Forex news for US trading on June 11, 2015:
- May US retail sales +1.2% vs +1.2% expected
- Retail sales ex-autos, gas and building supplies (control group) +0.7% vs +0.5% expected
- US initial jobless claims 279k vs 277k exp
- IMF says it has major differences with Greece in key areas
- US April business inventories +0.4% vs +0.2% expected
- BOC's Poloz says Jan rate hike reduced downside risk to inflation
- May 2015 US import price 1.3% vs 0.8% exp m/m
- April 2015 Canadian new house price index 0.1% vs 0.1% exp m/m
- S&P 500 up 2 points to 2107
- Gold down $4 to $1182
- WTI crude down 76-cents to $60.67
- US 10-year yields down 10 bps to 2.38%
- USD and AUD lead, NZD lags (badly)
The US dollar was given a solid retail sales report and the euro was hit by the IMF walking out of Greek negotiations in Brussels. Yet after a dip to 1.1182 on retail sales, it's been steadily higher for the euro and we finish at 1.1273 00 the highest levels of US trading. The euro still finished down a half-cent on the day but all-and-all it's a pretty good performance.

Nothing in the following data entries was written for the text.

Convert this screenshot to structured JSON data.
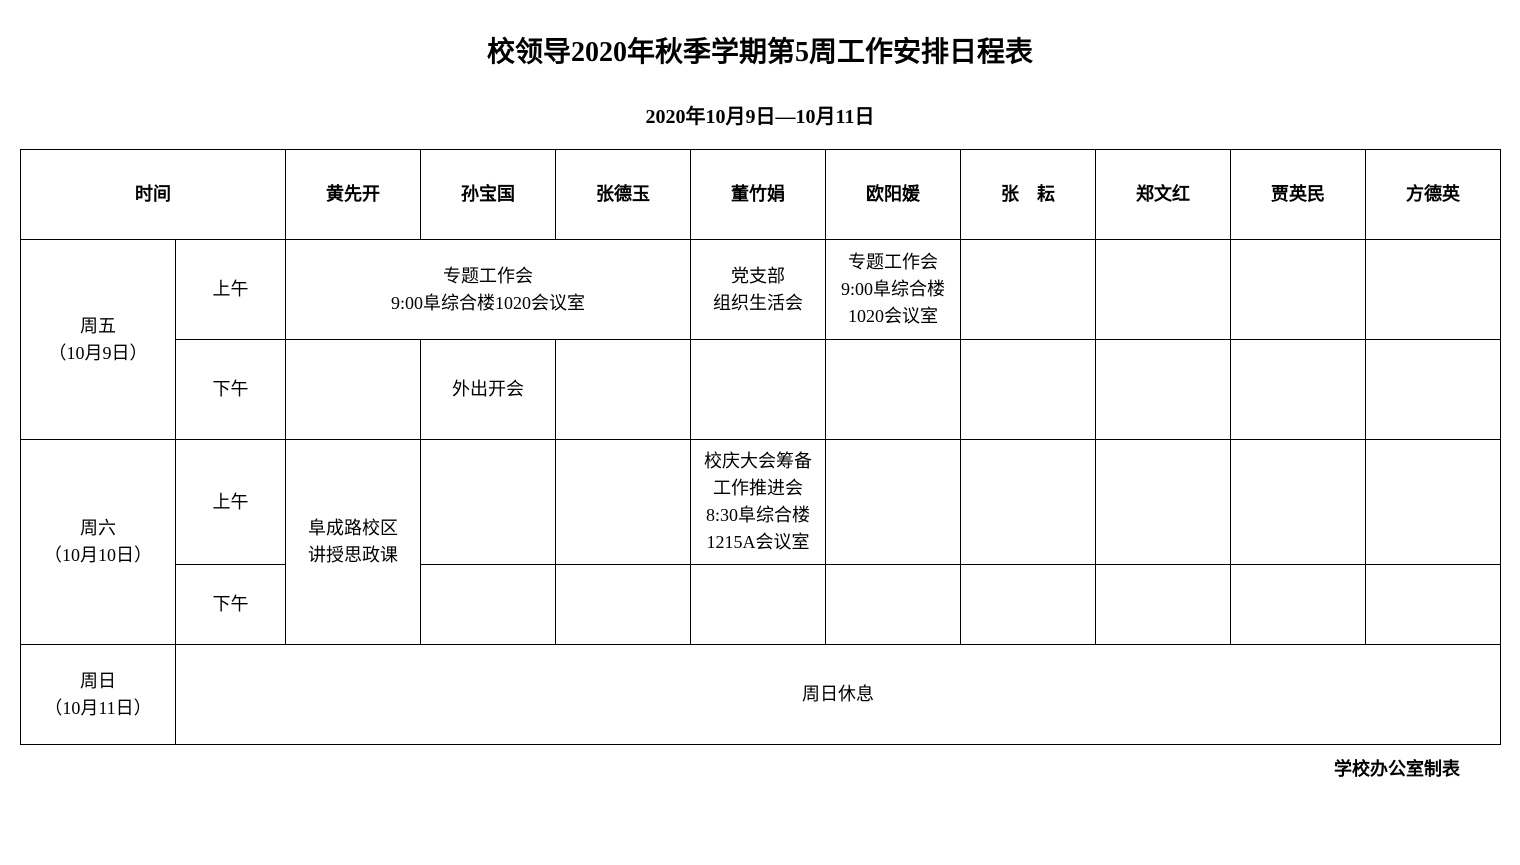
{
  "title": "校领导2020年秋季学期第5周工作安排日程表",
  "subtitle": "2020年10月9日—10月11日",
  "footer": "学校办公室制表",
  "headers": {
    "time": "时间",
    "leaders": [
      "黄先开",
      "孙宝国",
      "张德玉",
      "董竹娟",
      "欧阳媛",
      "张　耘",
      "郑文红",
      "贾英民",
      "方德英"
    ]
  },
  "days": {
    "fri": {
      "label": "周五\n（10月9日）",
      "am": "上午",
      "pm": "下午"
    },
    "sat": {
      "label": "周六\n（10月10日）",
      "am": "上午",
      "pm": "下午"
    },
    "sun": {
      "label": "周日\n（10月11日）"
    }
  },
  "cells": {
    "fri_am_merged": "专题工作会\n9:00阜综合楼1020会议室",
    "fri_am_dong": "党支部\n组织生活会",
    "fri_am_ouyang": "专题工作会\n9:00阜综合楼\n1020会议室",
    "fri_pm_sun": "外出开会",
    "sat_huang_merged": "阜成路校区\n讲授思政课",
    "sat_am_dong": "校庆大会筹备\n工作推进会\n8:30阜综合楼\n1215A会议室",
    "sun_rest": "周日休息"
  },
  "style": {
    "background_color": "#ffffff",
    "text_color": "#000000",
    "border_color": "#000000",
    "title_fontsize": 28,
    "subtitle_fontsize": 20,
    "cell_fontsize": 18,
    "border_width": 1.5,
    "day_col_width": 155,
    "period_col_width": 110,
    "leader_col_width": 135
  }
}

USD/JPY was attempting to reverse yesterday's Kuroda-driven move as US traders arrived and jumped above 124.00 on retail sales but immediately fell back down to 123.29. There was some consolidation around 123.65 for a few hours but now it's back toward the lows at 123.35.
GBP/USD fell in Asia and then retested the 1.5422 session low after retail sales but it's been a steady climb to 1.5530 from there.
USD/CAD also gave up most of its Asian gains and will finish up by only around 20 pips at 1.2274 from as high as 1.2354. These aren't good signals for the US dollar.
AUD/USD is back on the upswing. After erasing all of the jobs-report gains in Europe, it's back to 0.7765 from a US low just below 0.7700.